Daha yakın geçmişe bakıldığında 2015’te Baltimore’da Freddie Gray’ın polis tarafından öldürülmesi üzerine çıkan ayaklanma örneği var (ki hiçbir polis işlenilen cinayetten dolayı mahkum olmamıştı).

Bu olaylar ve onlar gibi başkaları siyah proletaryanın zulme karşı tepkisinin yoğunluğu açısından benzerlik gösteriyor. Fakat mevcut harekette gördüğümüz gibi güçlü tepkilere yol açsalar da aynı türden olaylar gerçekleşmeye devam ediyor, aynı vahşet ve cinayet döngüsü sürüyor. Burjuva şiddeti neden devam ediyor, ve onu ne durdurabilir?

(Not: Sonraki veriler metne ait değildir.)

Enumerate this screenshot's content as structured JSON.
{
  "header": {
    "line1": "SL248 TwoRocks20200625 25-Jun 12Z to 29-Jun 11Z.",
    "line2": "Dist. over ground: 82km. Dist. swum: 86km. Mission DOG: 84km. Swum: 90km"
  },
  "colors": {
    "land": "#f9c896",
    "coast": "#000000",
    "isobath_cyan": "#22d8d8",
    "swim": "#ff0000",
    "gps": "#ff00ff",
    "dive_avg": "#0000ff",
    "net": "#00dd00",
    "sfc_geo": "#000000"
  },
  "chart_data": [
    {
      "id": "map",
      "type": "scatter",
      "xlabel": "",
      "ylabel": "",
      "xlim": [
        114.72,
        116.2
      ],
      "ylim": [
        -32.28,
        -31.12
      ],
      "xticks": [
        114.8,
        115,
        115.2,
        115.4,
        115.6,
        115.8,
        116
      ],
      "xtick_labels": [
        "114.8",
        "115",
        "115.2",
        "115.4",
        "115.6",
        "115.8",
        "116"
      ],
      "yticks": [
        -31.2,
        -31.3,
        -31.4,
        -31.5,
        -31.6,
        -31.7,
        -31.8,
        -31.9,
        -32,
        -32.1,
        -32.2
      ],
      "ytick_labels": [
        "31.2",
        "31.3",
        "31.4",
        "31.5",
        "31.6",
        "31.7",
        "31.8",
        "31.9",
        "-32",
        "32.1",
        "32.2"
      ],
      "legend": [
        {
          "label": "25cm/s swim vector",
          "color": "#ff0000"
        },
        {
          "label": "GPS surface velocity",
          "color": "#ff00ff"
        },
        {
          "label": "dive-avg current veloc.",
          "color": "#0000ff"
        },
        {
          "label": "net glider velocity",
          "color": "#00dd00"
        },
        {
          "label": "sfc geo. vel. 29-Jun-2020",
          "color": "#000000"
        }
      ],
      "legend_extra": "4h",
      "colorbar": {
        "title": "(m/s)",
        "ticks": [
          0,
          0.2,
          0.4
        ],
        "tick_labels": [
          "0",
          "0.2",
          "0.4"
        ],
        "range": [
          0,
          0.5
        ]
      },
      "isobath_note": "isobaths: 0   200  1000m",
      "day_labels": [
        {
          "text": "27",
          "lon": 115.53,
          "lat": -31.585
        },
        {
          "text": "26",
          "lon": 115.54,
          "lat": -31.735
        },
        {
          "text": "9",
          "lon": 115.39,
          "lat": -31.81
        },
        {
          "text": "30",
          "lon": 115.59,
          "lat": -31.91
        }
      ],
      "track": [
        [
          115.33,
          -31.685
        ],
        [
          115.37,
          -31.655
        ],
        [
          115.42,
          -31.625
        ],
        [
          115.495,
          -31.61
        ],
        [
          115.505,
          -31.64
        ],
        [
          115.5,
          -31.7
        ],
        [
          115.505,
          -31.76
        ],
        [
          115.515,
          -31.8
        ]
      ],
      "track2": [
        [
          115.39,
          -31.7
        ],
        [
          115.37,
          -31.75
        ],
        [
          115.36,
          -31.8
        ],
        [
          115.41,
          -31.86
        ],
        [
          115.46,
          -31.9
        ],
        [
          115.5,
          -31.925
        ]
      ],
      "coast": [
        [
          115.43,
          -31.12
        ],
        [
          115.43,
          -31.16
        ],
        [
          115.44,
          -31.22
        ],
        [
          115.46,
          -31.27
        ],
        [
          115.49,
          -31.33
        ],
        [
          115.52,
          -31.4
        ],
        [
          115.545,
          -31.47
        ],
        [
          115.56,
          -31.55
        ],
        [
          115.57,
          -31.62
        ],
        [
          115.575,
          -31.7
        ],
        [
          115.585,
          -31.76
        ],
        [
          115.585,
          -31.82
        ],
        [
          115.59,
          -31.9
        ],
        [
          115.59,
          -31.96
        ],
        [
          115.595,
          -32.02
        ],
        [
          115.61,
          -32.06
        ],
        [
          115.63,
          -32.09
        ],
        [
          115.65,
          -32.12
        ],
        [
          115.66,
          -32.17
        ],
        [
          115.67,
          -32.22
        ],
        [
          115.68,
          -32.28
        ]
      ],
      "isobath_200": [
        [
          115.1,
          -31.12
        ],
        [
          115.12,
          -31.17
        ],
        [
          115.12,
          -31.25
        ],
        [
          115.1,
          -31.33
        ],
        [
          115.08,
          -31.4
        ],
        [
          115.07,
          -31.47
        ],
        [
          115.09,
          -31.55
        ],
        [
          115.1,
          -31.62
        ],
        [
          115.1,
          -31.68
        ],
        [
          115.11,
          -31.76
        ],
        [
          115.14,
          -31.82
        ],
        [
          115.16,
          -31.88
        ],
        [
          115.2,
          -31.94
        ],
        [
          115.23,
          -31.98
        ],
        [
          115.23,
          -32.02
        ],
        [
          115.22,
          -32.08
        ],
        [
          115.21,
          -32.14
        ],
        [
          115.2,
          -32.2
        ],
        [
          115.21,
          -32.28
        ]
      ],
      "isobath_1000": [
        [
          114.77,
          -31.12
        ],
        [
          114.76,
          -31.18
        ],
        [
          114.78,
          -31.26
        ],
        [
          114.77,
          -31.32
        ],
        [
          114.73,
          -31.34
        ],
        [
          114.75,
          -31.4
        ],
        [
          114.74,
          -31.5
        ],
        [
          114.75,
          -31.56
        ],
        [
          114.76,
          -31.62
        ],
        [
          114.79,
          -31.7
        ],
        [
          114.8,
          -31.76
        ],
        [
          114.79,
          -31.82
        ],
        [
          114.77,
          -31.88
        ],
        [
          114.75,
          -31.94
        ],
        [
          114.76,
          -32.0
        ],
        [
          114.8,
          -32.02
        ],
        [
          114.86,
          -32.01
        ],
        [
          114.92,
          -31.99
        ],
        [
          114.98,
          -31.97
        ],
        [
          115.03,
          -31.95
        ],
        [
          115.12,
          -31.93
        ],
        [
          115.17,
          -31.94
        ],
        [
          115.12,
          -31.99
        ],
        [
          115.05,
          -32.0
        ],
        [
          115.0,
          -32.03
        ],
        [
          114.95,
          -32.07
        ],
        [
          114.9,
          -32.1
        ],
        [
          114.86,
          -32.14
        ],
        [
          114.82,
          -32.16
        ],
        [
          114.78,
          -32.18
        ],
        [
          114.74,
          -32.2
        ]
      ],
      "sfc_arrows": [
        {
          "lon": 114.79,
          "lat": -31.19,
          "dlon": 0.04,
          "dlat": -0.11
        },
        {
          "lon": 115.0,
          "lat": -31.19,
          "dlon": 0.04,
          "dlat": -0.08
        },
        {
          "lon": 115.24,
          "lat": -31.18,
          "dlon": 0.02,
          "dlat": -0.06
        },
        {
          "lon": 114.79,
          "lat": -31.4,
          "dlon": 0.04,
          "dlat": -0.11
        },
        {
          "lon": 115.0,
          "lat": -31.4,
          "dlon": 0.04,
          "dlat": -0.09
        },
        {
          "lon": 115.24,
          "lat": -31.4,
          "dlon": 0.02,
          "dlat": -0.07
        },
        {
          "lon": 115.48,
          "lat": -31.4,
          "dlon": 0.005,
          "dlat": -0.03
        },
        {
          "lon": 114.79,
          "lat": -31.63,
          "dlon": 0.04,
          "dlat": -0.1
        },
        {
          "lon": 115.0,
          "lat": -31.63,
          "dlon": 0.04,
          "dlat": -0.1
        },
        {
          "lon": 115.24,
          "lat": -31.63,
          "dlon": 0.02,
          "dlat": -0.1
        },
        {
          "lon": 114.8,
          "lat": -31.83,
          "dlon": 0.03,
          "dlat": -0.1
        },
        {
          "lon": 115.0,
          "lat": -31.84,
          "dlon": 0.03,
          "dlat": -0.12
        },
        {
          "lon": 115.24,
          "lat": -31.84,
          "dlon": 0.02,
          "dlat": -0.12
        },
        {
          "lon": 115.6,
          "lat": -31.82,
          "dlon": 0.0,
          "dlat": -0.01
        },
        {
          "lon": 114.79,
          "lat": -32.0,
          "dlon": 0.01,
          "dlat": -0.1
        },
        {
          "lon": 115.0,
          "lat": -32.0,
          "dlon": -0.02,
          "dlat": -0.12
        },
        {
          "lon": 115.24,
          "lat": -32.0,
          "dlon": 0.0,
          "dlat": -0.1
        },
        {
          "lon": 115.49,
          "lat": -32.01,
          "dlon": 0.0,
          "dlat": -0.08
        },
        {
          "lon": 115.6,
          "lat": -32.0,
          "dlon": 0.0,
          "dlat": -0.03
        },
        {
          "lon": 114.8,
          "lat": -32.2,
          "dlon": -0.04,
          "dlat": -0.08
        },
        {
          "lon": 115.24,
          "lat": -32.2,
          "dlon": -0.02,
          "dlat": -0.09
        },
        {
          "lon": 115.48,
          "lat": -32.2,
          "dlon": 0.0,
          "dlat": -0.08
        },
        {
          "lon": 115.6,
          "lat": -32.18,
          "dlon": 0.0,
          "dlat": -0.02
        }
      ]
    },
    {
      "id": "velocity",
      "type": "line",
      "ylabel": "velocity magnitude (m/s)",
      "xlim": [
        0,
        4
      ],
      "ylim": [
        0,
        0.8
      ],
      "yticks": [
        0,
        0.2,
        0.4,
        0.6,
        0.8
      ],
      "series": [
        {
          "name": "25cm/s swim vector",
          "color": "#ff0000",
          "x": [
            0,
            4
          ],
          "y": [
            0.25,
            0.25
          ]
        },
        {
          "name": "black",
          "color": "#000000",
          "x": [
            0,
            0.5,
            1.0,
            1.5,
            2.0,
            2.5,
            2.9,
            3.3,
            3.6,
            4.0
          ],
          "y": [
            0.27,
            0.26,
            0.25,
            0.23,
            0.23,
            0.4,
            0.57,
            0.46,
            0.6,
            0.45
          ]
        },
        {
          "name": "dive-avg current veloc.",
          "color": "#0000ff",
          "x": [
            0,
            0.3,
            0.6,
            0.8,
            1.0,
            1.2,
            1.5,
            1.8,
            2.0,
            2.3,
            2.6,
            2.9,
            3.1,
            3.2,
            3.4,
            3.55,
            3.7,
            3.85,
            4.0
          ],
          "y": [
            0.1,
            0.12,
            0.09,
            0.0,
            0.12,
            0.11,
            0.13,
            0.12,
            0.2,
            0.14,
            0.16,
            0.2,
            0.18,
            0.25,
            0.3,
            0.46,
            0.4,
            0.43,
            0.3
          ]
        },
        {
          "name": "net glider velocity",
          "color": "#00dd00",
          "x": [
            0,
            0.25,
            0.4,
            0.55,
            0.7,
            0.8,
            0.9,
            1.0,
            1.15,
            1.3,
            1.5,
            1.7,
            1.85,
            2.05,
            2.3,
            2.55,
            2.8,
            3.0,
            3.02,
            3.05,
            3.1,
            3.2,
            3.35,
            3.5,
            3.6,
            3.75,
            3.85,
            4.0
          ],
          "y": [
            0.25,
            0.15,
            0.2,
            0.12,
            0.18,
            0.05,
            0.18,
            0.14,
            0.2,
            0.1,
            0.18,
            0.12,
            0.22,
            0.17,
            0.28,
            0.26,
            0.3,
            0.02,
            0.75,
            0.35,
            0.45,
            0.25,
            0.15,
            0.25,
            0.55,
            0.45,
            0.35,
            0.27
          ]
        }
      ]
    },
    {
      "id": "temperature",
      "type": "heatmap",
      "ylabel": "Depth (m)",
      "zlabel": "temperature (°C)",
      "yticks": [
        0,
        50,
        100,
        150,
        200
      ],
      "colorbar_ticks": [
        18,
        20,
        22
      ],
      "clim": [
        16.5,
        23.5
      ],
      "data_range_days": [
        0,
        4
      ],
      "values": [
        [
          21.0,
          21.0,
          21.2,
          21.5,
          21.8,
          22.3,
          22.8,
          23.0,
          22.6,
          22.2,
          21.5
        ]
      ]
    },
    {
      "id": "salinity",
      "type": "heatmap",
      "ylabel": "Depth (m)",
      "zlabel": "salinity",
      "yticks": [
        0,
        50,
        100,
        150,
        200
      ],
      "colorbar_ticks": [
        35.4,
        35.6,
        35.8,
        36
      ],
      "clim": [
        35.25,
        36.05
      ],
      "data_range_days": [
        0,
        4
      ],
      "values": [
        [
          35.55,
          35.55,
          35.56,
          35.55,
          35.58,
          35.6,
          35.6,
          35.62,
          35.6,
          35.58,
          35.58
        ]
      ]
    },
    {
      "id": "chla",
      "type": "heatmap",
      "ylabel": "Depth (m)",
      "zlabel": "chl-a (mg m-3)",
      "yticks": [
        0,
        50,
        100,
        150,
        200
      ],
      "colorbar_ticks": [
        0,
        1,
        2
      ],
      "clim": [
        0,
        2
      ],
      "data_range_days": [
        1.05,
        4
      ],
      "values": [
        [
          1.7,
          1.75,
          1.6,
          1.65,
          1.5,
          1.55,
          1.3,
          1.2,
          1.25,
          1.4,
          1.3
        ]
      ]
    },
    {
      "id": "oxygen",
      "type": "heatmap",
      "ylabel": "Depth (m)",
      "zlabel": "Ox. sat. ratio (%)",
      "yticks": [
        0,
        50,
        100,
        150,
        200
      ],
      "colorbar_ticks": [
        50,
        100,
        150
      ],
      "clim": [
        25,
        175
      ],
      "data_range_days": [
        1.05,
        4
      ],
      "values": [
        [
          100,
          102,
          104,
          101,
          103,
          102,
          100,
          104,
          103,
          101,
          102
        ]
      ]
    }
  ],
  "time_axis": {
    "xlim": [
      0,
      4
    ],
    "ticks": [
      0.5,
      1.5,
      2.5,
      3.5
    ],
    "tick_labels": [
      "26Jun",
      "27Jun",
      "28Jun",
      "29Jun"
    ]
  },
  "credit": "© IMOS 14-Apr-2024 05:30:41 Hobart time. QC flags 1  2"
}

Rosa Luxemburg 1919’da “en iyi savunma güçlü bir darbedir” demişti. Bunu son yazısında, başarısız Spartaküs ayaklanmasındaki rolünden ötürü kaçırılıp öldürülmeden önce yazmıştı. Proletaryanın herhangi bir saldırıya yanıtı yalnızca elindekini korumak veya kaybettiğini tekrar kazanmak olmamalı; bunun ötesinde, daha fazlasını kazanmaya ve durumu devrime yaklaştırmaya çalışmalıdır. Bu fikir şimdi özellikle yakıcı: hiçbir şey George Floyd’un hayatını geri getirmeyecek, veya protestoculara karşı baskının yol açtığı yaralanmaları ortadan kaldırmayacak. Proletarya ve polis arasındaki mevcut durumun korunacak hiçbir tarafı yok. Yalnızca en çok ezilen işçiler için pratik haklar kazanan ve koşullar olgunlaştığında bir devrime yol açabilecek işçi iktidarı organları inşa edecek eylemler faydalı sayılabilir.

Kapitalist düzende işçilerin tek gücü emeklerinden gelir. Bujuvazi, proletaryayı hayatta kalmak için emek gücünü mümkün olan en düşük ücret karşısında satmaya zorlayarak bu emek gücüne el koyar. Amerika Birleşik Devletleri’ndeki ırkçılığın temeli budur.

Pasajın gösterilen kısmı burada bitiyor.